I needed to get some air space. I needed time to think. I needed to distract them—give them something to do while I thought. I dropped a one-inch long Teflon-coated magnet into a beaker of water, set it on the flat plate of the magnetic stirrer and twisted the dial below to a setting of 6 out of 10. The magnet spun in place and the water swirled, making an eddy in the middle. The four dipsticks huddled around my display and scribbled notes. Seattle took a picture. Then they looked at me as if I’d solved the ultimate riddle of time and space.
“Who has me targeted?” I asked. “Who is we?”
Bean Counter gave me a card with a real name and company, Wade Brennan, Mygenesis Corporation, Security Advisors for Industry. Great, I thought, how wonderful. I knew the name of a person and a company and I still didn’t understand squat. The silence in the room could have killed a lightning storm.
Brennan hadn’t answered my question so I tried another approach. “You four made a point of secret identities. Now you tell me who you are. Why?” I demanded.

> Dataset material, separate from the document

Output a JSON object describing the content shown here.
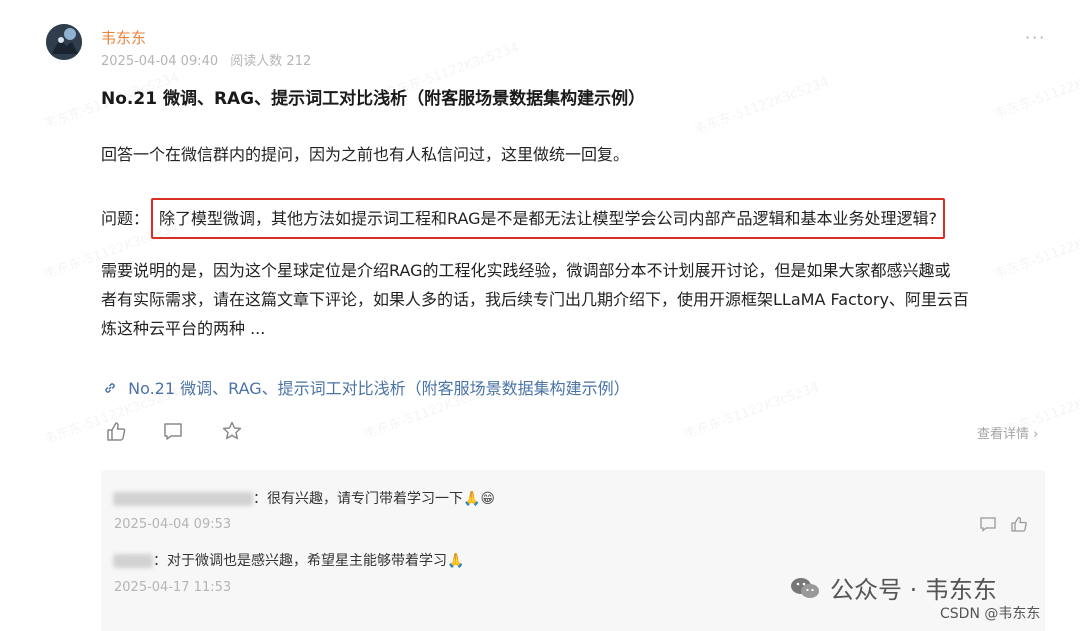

“Because your demo showed us who you are better than any ID ever could,” Brennan answered. “We weren’t sure you weren’t posing as a chemist and we need you to trust us.”
This crew had taken one look at water rushing in a circle and identified me as a fellow scientist. We lived in different worlds. Brennan’s team looked as out of place as a for sale sign on the White House lawn. I had to let them know they were busts as secret agents in a lab setting. I didn’t want them to get too mad, yet—I had to find out about their mysterious death threat.
“You guys are too cute for words,” I told them.
“Meaning what?” Brennan asked. The other three had resumed their tasks but stopped in mid-motion, each of them holding a piece of my glassware and staring at me. I was tempted to smash a volumetric cylinder and disrupt their count.
I stood by my desk and waved my gloves in a sweeping arc and they still didn’t get the hint that their hands were dirty. To hell with them. “Look in a mirror,” I said. “You have matching white lab coats, brand new safety goggles and pretty black respirators hanging from color-coordinated corporate straps, but if we had a real emergency you wouldn’t know which end of the respirator to grab.”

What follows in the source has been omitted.